From Deployed to Debt Free


In 2017, my husband and I, recently newlyweds, faced his third deployment together. When we walk through season of times apart, we establish goals to work towards that help to find purpose and unity in hard circumstances. I recently became pregnant with our first child and carried a portion of my undergraduate student debt into our marriage. I was an Active Duty Army Officer at the time, transitioning to a stay at home parent in the coming June.

S.M.A.R.T Goals 

It is important to realistically assess your circumstances and capabilities when establishing a financial goal. At this time, we were a dual military couple, with access to dual incomes, facing the transition to one income in the coming year. We were preparing for our first child, a new financial chapter in our lives together. We sat down, prior to my husband’s departure, and wrote out our S.M.A.R.T. Goal.

Specific, Measurable, Achievable, Relevant, Time-Bound

Evaluate, Consolidate and Eliminate Debt

First, we evaluated our debt and utilized resources available to United States Service Members and beneficiaries. The interest rates on my federal student loans were above the  Servicemembers Civil Relief Act (SCRA) allowed maximum interest rate of 6%. I immediately contacted the federal student aid organizations and enacted my right to the SCRA.

Next, we contacted USAA to apply for the The USAA Career Starter Loan Program, offered to cadets and midshipmen commissioning through Army, Air Force, and Navy/Marines Reserve Office Training Corps (ROTC) or through Officer Candidate or Training School (OCS/OTS). This interest rate varies from 0.75% to 2.99%. We applied for this loan and once approved, immediately paid the federal student aid organizations, eliminating the 6% interest rate. Because of this consolidation and elimination, we were able to pay directly to USAA monthly, ultimately paying off the USAA Career Starter Loan. These resources available to us through USAA were vital to bettering our financial future.

Concurrently, we evaluated our lifestyle. We committed to living on one income, acknowledging we were in a season where this was realistic to our household, in preparation for our fast approaching transition to one income. We utilized the USAA free online budgeting tool, an actual life saver to tracking each dollar we saved versus spent!

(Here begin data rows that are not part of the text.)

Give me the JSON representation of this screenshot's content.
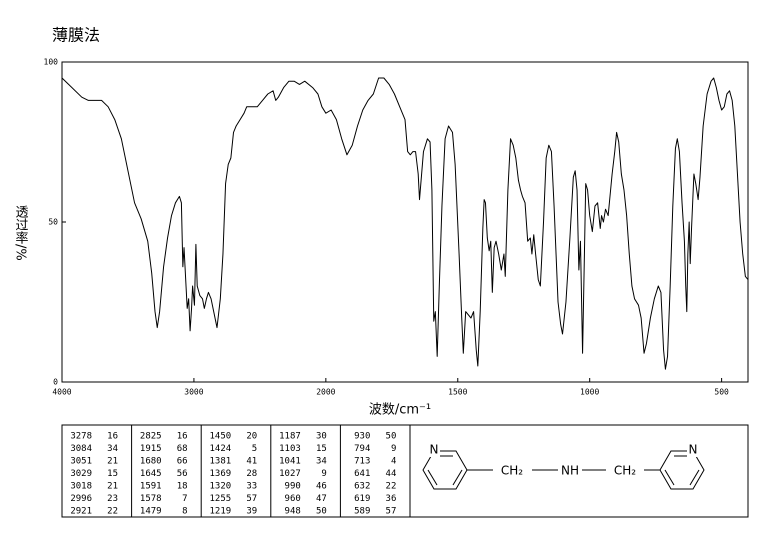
{
  "chart_data": {
    "type": "line",
    "title": "薄膜法",
    "x_label": "波数/cm⁻¹",
    "y_label": "透过率/%",
    "color": "#000000",
    "xlim": [
      4000,
      400
    ],
    "xticks": [
      4000,
      3000,
      2000,
      1500,
      1000,
      500
    ],
    "ylim": [
      0,
      100
    ],
    "yticks": [
      0,
      50,
      100
    ],
    "x": [
      4000,
      3950,
      3850,
      3800,
      3700,
      3650,
      3600,
      3550,
      3500,
      3450,
      3400,
      3350,
      3320,
      3295,
      3278,
      3260,
      3230,
      3200,
      3170,
      3140,
      3110,
      3095,
      3084,
      3075,
      3051,
      3040,
      3029,
      3018,
      3010,
      2996,
      2985,
      2975,
      2955,
      2935,
      2921,
      2905,
      2890,
      2870,
      2850,
      2825,
      2800,
      2780,
      2760,
      2740,
      2720,
      2700,
      2680,
      2650,
      2620,
      2600,
      2560,
      2520,
      2480,
      2440,
      2400,
      2380,
      2360,
      2320,
      2280,
      2240,
      2200,
      2160,
      2100,
      2060,
      2030,
      2000,
      1980,
      1960,
      1940,
      1920,
      1900,
      1880,
      1860,
      1840,
      1820,
      1800,
      1780,
      1760,
      1740,
      1720,
      1700,
      1690,
      1680,
      1670,
      1660,
      1650,
      1645,
      1640,
      1630,
      1615,
      1605,
      1598,
      1591,
      1585,
      1578,
      1570,
      1560,
      1548,
      1535,
      1520,
      1510,
      1495,
      1485,
      1479,
      1470,
      1460,
      1450,
      1440,
      1430,
      1424,
      1415,
      1405,
      1400,
      1395,
      1388,
      1381,
      1375,
      1369,
      1362,
      1355,
      1345,
      1335,
      1325,
      1320,
      1310,
      1300,
      1290,
      1280,
      1270,
      1262,
      1255,
      1245,
      1235,
      1225,
      1219,
      1212,
      1205,
      1195,
      1187,
      1175,
      1165,
      1155,
      1145,
      1135,
      1120,
      1110,
      1103,
      1090,
      1075,
      1062,
      1055,
      1048,
      1041,
      1035,
      1027,
      1020,
      1015,
      1008,
      1000,
      990,
      980,
      970,
      960,
      955,
      948,
      940,
      930,
      915,
      905,
      898,
      890,
      880,
      870,
      860,
      850,
      840,
      830,
      815,
      805,
      794,
      785,
      770,
      755,
      740,
      730,
      720,
      713,
      705,
      695,
      685,
      675,
      668,
      660,
      650,
      641,
      636,
      632,
      628,
      623,
      619,
      614,
      605,
      598,
      589,
      582,
      570,
      555,
      540,
      530,
      520,
      510,
      500,
      490,
      480,
      470,
      460,
      450,
      440,
      430,
      420,
      410,
      400
    ],
    "values": [
      95,
      93,
      89,
      88,
      88,
      86,
      82,
      76,
      66,
      56,
      51,
      44,
      34,
      22,
      17,
      22,
      36,
      45,
      52,
      56,
      58,
      56,
      36,
      42,
      23,
      26,
      16,
      23,
      30,
      24,
      43,
      30,
      27,
      26,
      23,
      26,
      28,
      26,
      22,
      17,
      26,
      40,
      62,
      68,
      70,
      78,
      80,
      82,
      84,
      86,
      86,
      86,
      88,
      90,
      91,
      88,
      89,
      92,
      94,
      94,
      93,
      94,
      92,
      90,
      86,
      84,
      85,
      82,
      76,
      71,
      74,
      80,
      85,
      88,
      90,
      95,
      95,
      93,
      90,
      86,
      82,
      72,
      71,
      72,
      72,
      65,
      57,
      62,
      72,
      76,
      75,
      60,
      19,
      22,
      8,
      30,
      55,
      76,
      80,
      78,
      68,
      40,
      20,
      9,
      22,
      21,
      20,
      22,
      10,
      5,
      22,
      48,
      57,
      56,
      45,
      41,
      44,
      28,
      42,
      44,
      40,
      35,
      40,
      33,
      60,
      76,
      74,
      70,
      63,
      60,
      58,
      56,
      44,
      45,
      40,
      46,
      40,
      32,
      30,
      50,
      70,
      74,
      72,
      55,
      25,
      18,
      15,
      25,
      45,
      64,
      66,
      60,
      35,
      44,
      9,
      40,
      62,
      60,
      52,
      47,
      55,
      56,
      48,
      52,
      50,
      54,
      52,
      65,
      72,
      78,
      75,
      65,
      60,
      52,
      40,
      30,
      26,
      24,
      20,
      9,
      12,
      20,
      26,
      30,
      28,
      10,
      4,
      8,
      30,
      55,
      73,
      76,
      72,
      56,
      44,
      30,
      22,
      40,
      50,
      37,
      48,
      65,
      62,
      57,
      64,
      80,
      90,
      94,
      95,
      92,
      88,
      85,
      86,
      90,
      91,
      88,
      80,
      65,
      50,
      40,
      33,
      32
    ]
  },
  "peak_table": {
    "columns": [
      [
        [
          "3278",
          "16"
        ],
        [
          "3084",
          "34"
        ],
        [
          "3051",
          "21"
        ],
        [
          "3029",
          "15"
        ],
        [
          "3018",
          "21"
        ],
        [
          "2996",
          "23"
        ],
        [
          "2921",
          "22"
        ]
      ],
      [
        [
          "2825",
          "16"
        ],
        [
          "1915",
          "68"
        ],
        [
          "1680",
          "66"
        ],
        [
          "1645",
          "56"
        ],
        [
          "1591",
          "18"
        ],
        [
          "1578",
          "7"
        ],
        [
          "1479",
          "8"
        ]
      ],
      [
        [
          "1450",
          "20"
        ],
        [
          "1424",
          "5"
        ],
        [
          "1381",
          "41"
        ],
        [
          "1369",
          "28"
        ],
        [
          "1320",
          "33"
        ],
        [
          "1255",
          "57"
        ],
        [
          "1219",
          "39"
        ]
      ],
      [
        [
          "1187",
          "30"
        ],
        [
          "1103",
          "15"
        ],
        [
          "1041",
          "34"
        ],
        [
          "1027",
          "9"
        ],
        [
          "990",
          "46"
        ],
        [
          "960",
          "47"
        ],
        [
          "948",
          "50"
        ]
      ],
      [
        [
          "930",
          "50"
        ],
        [
          "794",
          "9"
        ],
        [
          "713",
          "4"
        ],
        [
          "641",
          "44"
        ],
        [
          "632",
          "22"
        ],
        [
          "619",
          "36"
        ],
        [
          "589",
          "57"
        ]
      ]
    ]
  },
  "structure": {
    "ring_n_left": "N",
    "ch2_left": "CH₂",
    "nh": "NH",
    "ch2_right": "CH₂",
    "ring_n_right": "N"
  }
}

I printed off free resources with graphics, hung them on our fridge. Each time we made a debt payment, I colored in a block! Finding what motivates you is key, I found motivation in seeing my small, steady results and this visual representation! 

Ultimately, we needed to eliminate wants in our life that directly contrasted our financial goals. We eliminated subscriptions, only temporarily, knowing once we were debt free, we could resubscribe. We came to learn about our marriage through these eliminations and found that a lot of subscriptions were not how we wanted to spend our limited time together. We utilized resources in our community, like thrift shops, libraries, borrowing from friends, trading on Buy Nothing groups, and ultimately learned to say no to say yes to achieving our financial goals.

I made our final debt payment two weeks prior to my husband’s return to the United States. We bettered our financial future and provided a purpose for us to work towards, even when apart.